Home inspection is two-part; technical and business. This industry has a 30% turnover, mostly due to failure on the part of new inspectors to be competent in one or the other, more often business.

My suggestion is to monitor the InterNACHI message boards and the various Facebook groups and see what kinds of questions are asked and answered. Over time, you’ll develop a pretty good feeling for the challenges involved in entering this industry.


Great reply Kenton.


You’d get the same hands-on training with one of the “Butt-in-the Seat” schools vs online

AND someone to call if jammed up


That’s definitely one of the pros. I’m concerned with my level of training (e.g. hands on vs online).

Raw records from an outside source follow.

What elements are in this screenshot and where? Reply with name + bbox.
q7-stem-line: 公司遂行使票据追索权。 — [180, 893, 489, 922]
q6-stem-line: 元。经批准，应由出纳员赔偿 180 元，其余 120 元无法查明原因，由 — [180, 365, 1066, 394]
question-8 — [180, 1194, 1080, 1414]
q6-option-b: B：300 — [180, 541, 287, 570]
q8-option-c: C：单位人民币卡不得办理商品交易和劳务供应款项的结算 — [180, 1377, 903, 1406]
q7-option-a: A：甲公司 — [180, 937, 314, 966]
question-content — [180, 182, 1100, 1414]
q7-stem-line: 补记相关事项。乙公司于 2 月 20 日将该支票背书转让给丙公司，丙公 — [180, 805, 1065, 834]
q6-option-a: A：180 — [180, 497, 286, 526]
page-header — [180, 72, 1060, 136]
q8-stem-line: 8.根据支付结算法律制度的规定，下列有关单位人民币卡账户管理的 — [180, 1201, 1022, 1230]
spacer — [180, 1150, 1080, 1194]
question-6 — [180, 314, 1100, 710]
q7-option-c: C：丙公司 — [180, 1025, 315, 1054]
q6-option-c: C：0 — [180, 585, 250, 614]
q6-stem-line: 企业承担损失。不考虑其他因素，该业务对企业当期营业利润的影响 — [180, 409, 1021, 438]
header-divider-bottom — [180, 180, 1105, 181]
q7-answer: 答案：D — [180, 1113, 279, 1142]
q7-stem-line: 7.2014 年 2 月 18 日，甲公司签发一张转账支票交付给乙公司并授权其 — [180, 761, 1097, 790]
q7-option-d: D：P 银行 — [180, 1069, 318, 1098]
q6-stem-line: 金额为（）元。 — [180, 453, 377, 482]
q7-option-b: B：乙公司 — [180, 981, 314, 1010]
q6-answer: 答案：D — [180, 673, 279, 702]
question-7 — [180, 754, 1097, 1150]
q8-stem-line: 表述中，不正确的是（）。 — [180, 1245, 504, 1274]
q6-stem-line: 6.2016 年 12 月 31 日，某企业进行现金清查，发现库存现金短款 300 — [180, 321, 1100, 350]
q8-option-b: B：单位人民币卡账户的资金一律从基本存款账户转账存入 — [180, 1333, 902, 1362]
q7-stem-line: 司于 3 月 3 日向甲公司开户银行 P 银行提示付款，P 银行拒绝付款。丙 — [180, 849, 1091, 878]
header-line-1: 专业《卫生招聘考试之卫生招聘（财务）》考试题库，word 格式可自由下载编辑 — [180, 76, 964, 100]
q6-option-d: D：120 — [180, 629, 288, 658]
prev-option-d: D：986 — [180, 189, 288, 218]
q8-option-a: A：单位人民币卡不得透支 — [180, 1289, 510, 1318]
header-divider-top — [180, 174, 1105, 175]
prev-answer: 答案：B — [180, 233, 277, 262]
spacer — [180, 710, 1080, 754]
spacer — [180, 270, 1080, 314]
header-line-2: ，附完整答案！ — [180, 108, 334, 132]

Thank you Kevin and fellow aircraft maintainer! I’ll be sure to reach out in the near (hopefully very) future.

Thank you Patrick.

Patrick, how has it worked out for you. How long have you been in business and what do you gross or net (depending on what you’re willing to disclose)?

1 Like

Started in 2016, Spring of ‘16 I was licensed

My experience has been good in terms of operating a business and having success, how much I attribute to the franchise is debatable.

At this point the business does ~1500 inspections per year (over 1000 per year for the last 3 years)

3 full time inspectors, including me, 1 part time 1099 inspector, 1 full time operations manager, 3 radon people

Our gross last year was around $700K. A loose figure for net income is around 10% although I’ve always spent more than needed on equipment, vehicles, employee pay and benefits in lieu of big “profits”.

My personal income is really based upon my own inspection production (over 400 inspections per year every year with an average ticket over $500)

The franchise fee is 10%, 3% of that goes to a marketing fund (they basically force you to spend money on marketing which isn’t a bad idea if you want to continuously grow).

I don’t think I would have gone as fast or as far without them, this is also the 6th business I’ve owned, and I just didn’t want to wear as many hats as I had in the past (working for yourself), so having a lot of things done for you allowed me to focus on growing the business.

As others have said though, I don’t get inspections because of my brand name, I get inspections because I spend time and money marketing.

There is no secret to success in any business, the franchise is just a head start IMHO.